T-72 hours (watch likely)

  • Refill prescriptions; fuel vehicles to half tank minimum (Ready.gov).
  • Charge phones and power banks; locate 72h kit.
  • Photograph rooms for insurance inventory.
  • Trim dead branches that threaten windows or roof lines.

T-48 hours (warning possible)

  • Stage plywood/storm shutters or confirm rental availability.
  • Fill clean water containers; freeze zip bags of water for cooler ice.
  • Pull cash small bills; ATMs fail when power drops.
  • Pack go-bag per person: ID copies, meds, chargers, snacks, pet supplies.

T-24 hours (evacuation decision)

  • If ordered to evacuate: leave early — FEMA notes highways saturate quickly.
  • Tell out-of-area contact your route and destination.
  • Unplug electronics; move valuables off floors in flood-prone rooms.
  • If sheltering in place (authorized only when safe): interior room, away from windows; expect extended power loss — see power outage guide.

After landfall

  • Stay off roads until officials clear them.
  • Avoid flood water — depth and current are deceptive; contamination is common.
  • Document damage with photos before cleanup; wear PPE for mold and debris.

Verifiable element

An inland hurricane tabletop exercise (June 2026): household of three, go-bags staged in hall closet, 4 gallons water staged, paper maps printed when cell data failed in prior regional outage.
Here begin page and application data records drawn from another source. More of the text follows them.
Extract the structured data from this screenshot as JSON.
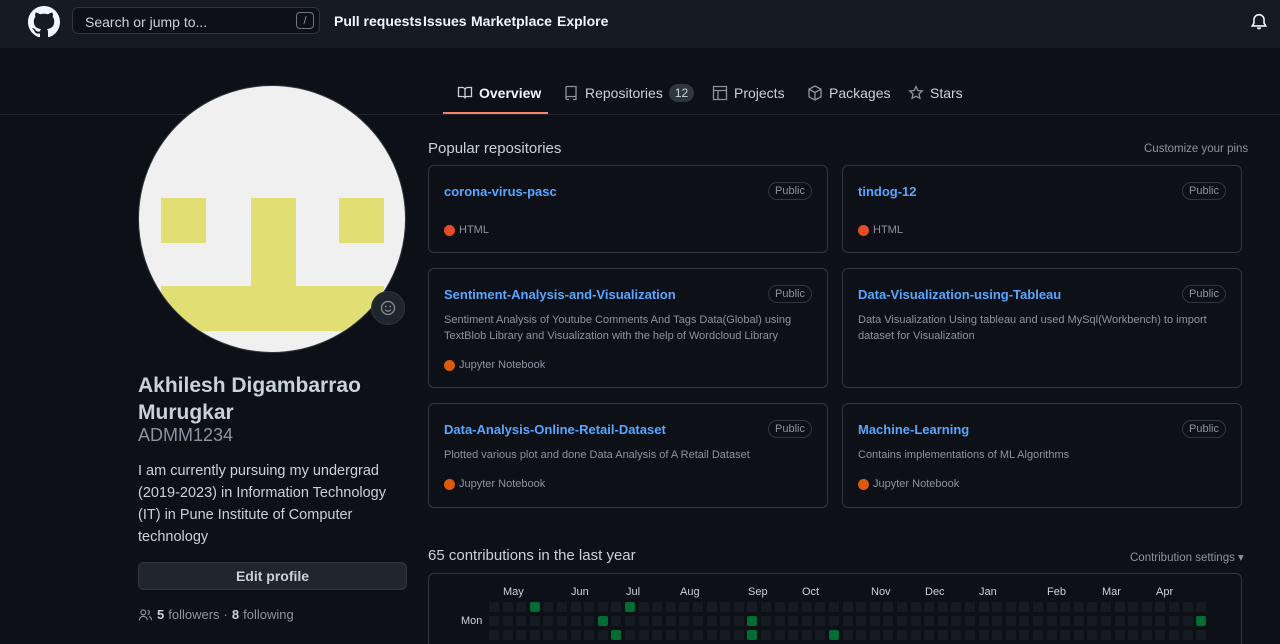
{
  "header": {
    "search_placeholder": "Search or jump to...",
    "search_key": "/",
    "nav": [
      "Pull requests",
      "Issues",
      "Marketplace",
      "Explore"
    ]
  },
  "tabs": [
    {
      "label": "Overview",
      "icon": "book-icon",
      "active": true
    },
    {
      "label": "Repositories",
      "icon": "repo-icon",
      "count": "12"
    },
    {
      "label": "Projects",
      "icon": "table-icon"
    },
    {
      "label": "Packages",
      "icon": "package-icon"
    },
    {
      "label": "Stars",
      "icon": "star-icon"
    }
  ],
  "profile": {
    "name": "Akhilesh Digambarrao Murugkar",
    "login": "ADMM1234",
    "bio": "I am currently pursuing my undergrad (2019-2023) in Information Technology (IT) in Pune Institute of Computer technology",
    "edit_label": "Edit profile",
    "followers": "5",
    "followers_label": "followers",
    "following": "8",
    "following_label": "following",
    "separator": "·"
  },
  "popular": {
    "title": "Popular repositories",
    "customize": "Customize your pins",
    "repos": [
      {
        "name": "corona-virus-pasc",
        "visibility": "Public",
        "description": "",
        "language": "HTML",
        "color": "#e34c26"
      },
      {
        "name": "tindog-12",
        "visibility": "Public",
        "description": "",
        "language": "HTML",
        "color": "#e34c26"
      },
      {
        "name": "Sentiment-Analysis-and-Visualization",
        "visibility": "Public",
        "description": "Sentiment Analysis of Youtube Comments And Tags Data(Global) using TextBlob Library and Visualization with the help of Wordcloud Library",
        "language": "Jupyter Notebook",
        "color": "#da5b0b"
      },
      {
        "name": "Data-Visualization-using-Tableau",
        "visibility": "Public",
        "description": "Data Visualization Using tableau and used MySql(Workbench) to import dataset for Visualization",
        "language": "",
        "color": ""
      },
      {
        "name": "Data-Analysis-Online-Retail-Dataset",
        "visibility": "Public",
        "description": "Plotted various plot and done Data Analysis of A Retail Dataset",
        "language": "Jupyter Notebook",
        "color": "#da5b0b"
      },
      {
        "name": "Machine-Learning",
        "visibility": "Public",
        "description": "Contains implementations of ML Algorithms",
        "language": "Jupyter Notebook",
        "color": "#da5b0b"
      }
    ]
  },
  "contributions": {
    "title": "65 contributions in the last year",
    "settings": "Contribution settings ▾",
    "months": [
      "May",
      "Jun",
      "Jul",
      "Aug",
      "Sep",
      "Oct",
      "Nov",
      "Dec",
      "Jan",
      "Feb",
      "Mar",
      "Apr"
    ],
    "day_label": "Mon"
  },
  "colors": {
    "accent": "#f78166",
    "link": "#58a6ff",
    "contribution": "#26a641"
  }
}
Evacuation decision rule written on fridge: “Cat 3+ surge zone order = leave at T-36.” Your zones differ — write your rule when skies are blue.

Key takeaways

  • Zone knowledge and insurance docs happen before named storms.
  • Evacuate early when ordered; go-bags remove panic packing.
  • Inland households still plan for multi-day power loss.